Sunday, February 19, 2012

Study loans becoming cheaper in India

After rising for two years, interest rates have finally started softening, providing the much-needed relief to retail customers. State Bank of India (SBI) – the country’s largest lender – has reduced interest rates on education loans by 25-100 bps across various maturities. The new rates would be effective from Monday. For a loan of Rs. 400,000, the interest rate has been reduced by 25 bps to 11.75 per cent, while for loans between Rs. 400,000 and 750,000, the rate reduction is 100 bps to 12.50 per cent. And, for the loans of above Rs. 750,000, rates have been cut 25 bps to 12.25 per cent.

SBI also offers a concession of 50 bps on interest rates for loans given to female students. Education loans, which constitute about seven per cent of SBI’s Rs. 1.75-lakh-crore (Rs. 1.75 trillion) retail portfolio, saw a growth of 14.17 per cent as of December-end.

Another state-run lender, Central Bank of India, has announced a reduction of 25-50 bps on home loan rates to boost credit demand, which has seen a slow growth in the current financial year. Prospective customers of Central Bank will now be charged 10.75 per cent for loans of up to Rs. 3 million. For loans between Rs. 3 million and Rs. 7.5 million, rates have been reduced by 50 bps. For those more than Rs. 7.5 million, the new rate is 11.25 per cent, revised from 11.50 per cent. The repayment period for these offers is between 10 and 25 years. The Mumbai-based lender has also waived processing fees on home loans. It on Saturday said the new rates would be offered till March 31.

Banks are now becoming aggressive to push loan growth to meet the target for the current financial year. Banks have to indicate their targets to the finance ministry in the statement of intent at the beginning of every financial year. Central Bank of India has set a target of raising its home loan book by Rs. 500 crore (Rs. 5 billion) this quarter, on the base of a housing loan book of Rs. 6,000 crore (Rs. 60 billion). “At present, private sector banks like ICICI Bank and HDFC offer better rates than us,” a Central Bank of India official said. The bank’s total retail portfolio, including home loans, was Rs. 15,130 crore (Rs. 151.3 billion) at the end of December 31, 2011, up 35.48 per cent from Rs. 11,168 crore (Rs. 111.68 billion) a year ago.

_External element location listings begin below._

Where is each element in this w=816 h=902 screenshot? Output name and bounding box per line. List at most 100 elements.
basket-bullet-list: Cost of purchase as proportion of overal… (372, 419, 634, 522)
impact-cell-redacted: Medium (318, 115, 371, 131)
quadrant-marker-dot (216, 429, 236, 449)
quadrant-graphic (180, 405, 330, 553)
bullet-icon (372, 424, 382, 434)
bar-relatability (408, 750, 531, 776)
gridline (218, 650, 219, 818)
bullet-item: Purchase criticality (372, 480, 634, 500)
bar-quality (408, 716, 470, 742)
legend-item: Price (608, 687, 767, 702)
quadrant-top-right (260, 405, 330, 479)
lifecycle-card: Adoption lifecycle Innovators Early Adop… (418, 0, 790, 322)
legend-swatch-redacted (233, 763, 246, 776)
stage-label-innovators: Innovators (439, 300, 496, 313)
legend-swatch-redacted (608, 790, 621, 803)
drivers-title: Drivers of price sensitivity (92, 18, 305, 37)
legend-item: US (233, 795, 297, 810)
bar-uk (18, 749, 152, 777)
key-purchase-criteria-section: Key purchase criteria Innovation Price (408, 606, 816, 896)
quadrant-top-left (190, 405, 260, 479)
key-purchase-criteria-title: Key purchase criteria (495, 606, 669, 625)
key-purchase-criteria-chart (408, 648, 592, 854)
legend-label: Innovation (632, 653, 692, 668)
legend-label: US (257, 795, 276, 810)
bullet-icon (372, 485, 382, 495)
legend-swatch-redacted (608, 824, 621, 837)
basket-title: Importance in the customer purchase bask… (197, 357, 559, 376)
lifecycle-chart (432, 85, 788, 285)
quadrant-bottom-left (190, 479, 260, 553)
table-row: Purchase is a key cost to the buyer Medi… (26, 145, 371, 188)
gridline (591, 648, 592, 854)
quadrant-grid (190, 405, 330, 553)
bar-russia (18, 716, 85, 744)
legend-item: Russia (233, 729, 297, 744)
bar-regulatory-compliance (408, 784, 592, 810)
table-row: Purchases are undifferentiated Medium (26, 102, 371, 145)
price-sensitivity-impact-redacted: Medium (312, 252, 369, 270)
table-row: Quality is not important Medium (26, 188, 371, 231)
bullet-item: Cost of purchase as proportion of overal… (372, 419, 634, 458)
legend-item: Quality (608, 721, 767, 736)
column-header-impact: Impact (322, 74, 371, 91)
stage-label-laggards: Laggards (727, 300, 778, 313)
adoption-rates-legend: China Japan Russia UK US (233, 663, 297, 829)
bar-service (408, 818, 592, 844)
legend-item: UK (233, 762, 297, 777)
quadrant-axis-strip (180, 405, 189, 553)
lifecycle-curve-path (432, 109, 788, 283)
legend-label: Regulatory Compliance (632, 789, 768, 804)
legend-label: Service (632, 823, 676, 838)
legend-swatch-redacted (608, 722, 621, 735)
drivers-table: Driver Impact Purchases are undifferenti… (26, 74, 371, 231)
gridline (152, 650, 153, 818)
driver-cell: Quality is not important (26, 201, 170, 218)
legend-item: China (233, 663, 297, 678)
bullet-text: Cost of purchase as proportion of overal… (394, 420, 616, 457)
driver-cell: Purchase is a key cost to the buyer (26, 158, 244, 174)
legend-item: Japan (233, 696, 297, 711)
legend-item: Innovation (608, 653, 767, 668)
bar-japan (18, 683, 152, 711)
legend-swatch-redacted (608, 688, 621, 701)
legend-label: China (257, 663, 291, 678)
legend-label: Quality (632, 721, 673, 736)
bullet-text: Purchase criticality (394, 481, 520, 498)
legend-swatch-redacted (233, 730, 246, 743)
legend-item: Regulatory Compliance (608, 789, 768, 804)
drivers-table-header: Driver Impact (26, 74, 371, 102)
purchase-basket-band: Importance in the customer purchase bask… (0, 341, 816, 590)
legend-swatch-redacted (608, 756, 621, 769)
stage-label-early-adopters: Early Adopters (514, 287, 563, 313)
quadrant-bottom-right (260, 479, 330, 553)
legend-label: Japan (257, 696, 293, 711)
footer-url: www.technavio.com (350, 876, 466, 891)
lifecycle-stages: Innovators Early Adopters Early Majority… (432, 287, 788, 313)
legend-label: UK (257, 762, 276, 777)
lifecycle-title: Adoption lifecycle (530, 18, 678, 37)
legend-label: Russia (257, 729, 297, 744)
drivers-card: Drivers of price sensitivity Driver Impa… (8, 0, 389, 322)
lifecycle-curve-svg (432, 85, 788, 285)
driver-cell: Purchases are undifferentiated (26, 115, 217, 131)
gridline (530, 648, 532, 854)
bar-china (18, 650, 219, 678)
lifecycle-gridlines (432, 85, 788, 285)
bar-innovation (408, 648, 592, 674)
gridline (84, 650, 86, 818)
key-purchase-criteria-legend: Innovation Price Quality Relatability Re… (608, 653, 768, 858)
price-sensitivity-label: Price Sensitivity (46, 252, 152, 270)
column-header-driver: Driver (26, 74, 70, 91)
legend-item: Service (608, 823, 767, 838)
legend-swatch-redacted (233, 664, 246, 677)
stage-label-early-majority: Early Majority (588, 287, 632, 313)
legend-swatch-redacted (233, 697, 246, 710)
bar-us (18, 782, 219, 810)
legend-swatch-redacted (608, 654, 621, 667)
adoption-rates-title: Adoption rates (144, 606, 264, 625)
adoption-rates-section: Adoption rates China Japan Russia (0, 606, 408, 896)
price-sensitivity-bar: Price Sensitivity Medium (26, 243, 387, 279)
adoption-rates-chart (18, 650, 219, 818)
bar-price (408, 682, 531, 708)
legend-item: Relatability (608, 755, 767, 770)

On Friday, Bank of Maharahstra also announced a reduction of 10 bps in its base rate to 10.60 per cent. It offers home loans of up to Rs. 500,000 at the base rate. The Pune-based lender has also waived processing charges for home loans of up to Rs. 2.5 million.

Even as banks are not yet reducing their base rates – the benchmark lending rate to which all rates are linked – those may do so once the Reserve Bank of India (RBI) starts cutting interest rates. After raising the key policy rate 13 times between March 2010 and October 2011, the central bank has now pressed the pause button on its rate increase cycle and it has not raised the policy rates in the last two policy meetings.

Market participants said RBI would cut interest rates from the April policy, if not March, as inflation is now showing signs of easing after staying high for nearly two years. In January, inflation rate fell to 6.55 per cent, which was close to the central bank’s projection of 7 per cent inflation rate at the end of March.